Check Allow users to view credentials to allow users to view User Identity (User Name and Password) for an application in the User Portal > Application Settings (select the gear icon in the application tile). Users must have the View permission enabled. This can help users who may need offline access to the application.

The ability to view the User Identity information in the application only applies to application passwords stored in CyberArk Identity. It does not apply to applications where passwords are stored in the PAM - Self-Hosted Vault.

If this option is not checked (default), User Identity information for an application is not shared in the User Portal > Application Settings.

Contact CyberArk Support to disable the Allow users to view credentials option.

Use the Authentication Key to enable TOTP for admin-added applications. For instructions, see Enable time-based one-time passwords (TOTP) for two-factor authentication.

Prompt for user name

Use this option if you want users to supply their own user name and password. This option only applies to some application types such as user password, custom NTLM, and browser extension applications. The first time that users launch the application, they enter their login credentials for that application. The CyberArk Cloud Directory stores the user name and password so that the next time the user launches the application, the CyberArk Cloud Directory logs in the user automatically.

 

Account Mapping Script

You can customize the user account mapping here by supplying a custom JavaScript. For example, you could use the following line as a script:

LoginUser.Username = LoginUser.Get('mail')+'.ad';

The script sets the login user name to the user’s mail attribute value in Active Directory and adds ‘.ad’ at the end.

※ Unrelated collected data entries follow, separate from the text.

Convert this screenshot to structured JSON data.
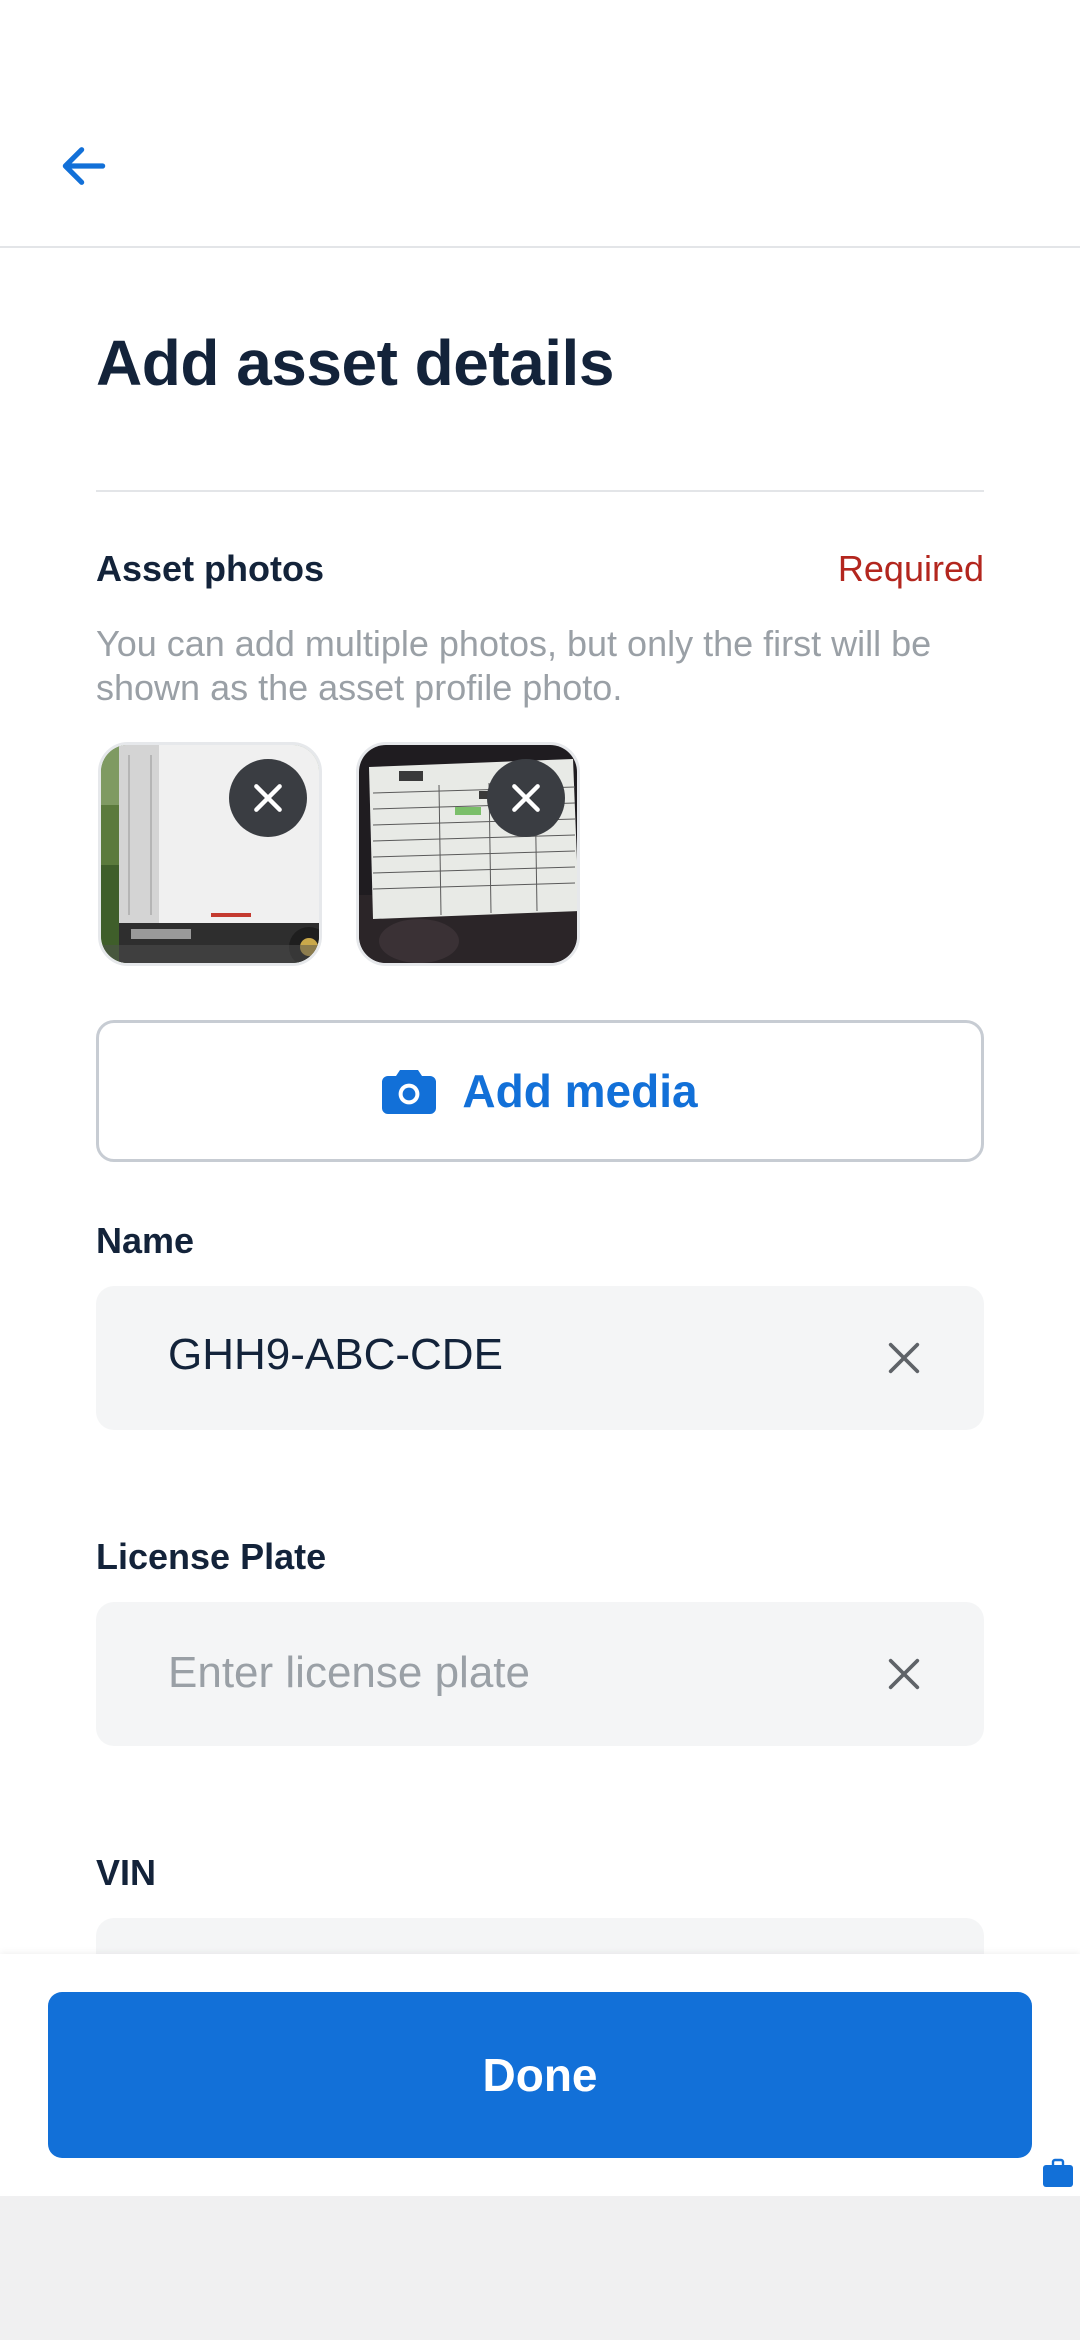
{
  "colors": {
    "primary": "#1270d8",
    "required": "#b3261e",
    "title": "#13233a",
    "helper": "#9aa0a6",
    "field_bg": "#f4f5f6"
  },
  "header": {
    "back_icon": "arrow-left-icon"
  },
  "page": {
    "title": "Add asset details"
  },
  "asset_photos": {
    "label": "Asset photos",
    "required_label": "Required",
    "helper": "You can add multiple photos, but only the first will be shown as the asset profile photo.",
    "photos": [
      {
        "name": "truck-photo",
        "remove_icon": "close-icon"
      },
      {
        "name": "document-photo",
        "remove_icon": "close-icon"
      }
    ],
    "add_media_label": "Add media",
    "add_media_icon": "camera-icon"
  },
  "fields": {
    "name": {
      "label": "Name",
      "value": "GHH9-ABC-CDE",
      "clear_icon": "close-icon"
    },
    "license_plate": {
      "label": "License Plate",
      "value": "",
      "placeholder": "Enter license plate",
      "clear_icon": "close-icon"
    },
    "vin": {
      "label": "VIN"
    }
  },
  "footer": {
    "done_label": "Done"
  }
}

For example, if the user’s mail attribute value is Adele.Darwin@acme.com then the account mapping script sets LoginUser.Username to Adele.Darwin@acme.com.ad. For more information about writing a script to map user accounts, see the SAML application scripting.

Also see Configure authentication security options for information on the option to use the password supplied by Active Directory users.

 

Step 8: Save changes and review the new user sign-in experience.

Click Save.

After federating a domain and taking ownership of it, the sign in experience changes for your users. Instead of entering user credentials on the Office 365 sign-in page, users will see their identity listed as a possible account to sign in to. For example:

After users click their identity, they are redirected to the Identity User Portal if they are not currently signed in to the Identity User Portal. If they are signed in to the Identity User Portal, they are automatically signed in to Office 365.

For example, users see the following message after clicking their identity on the Office 365 sign-in page.

Refer to SAML and WS-Federation SSO options for additional information about how single sign-on works.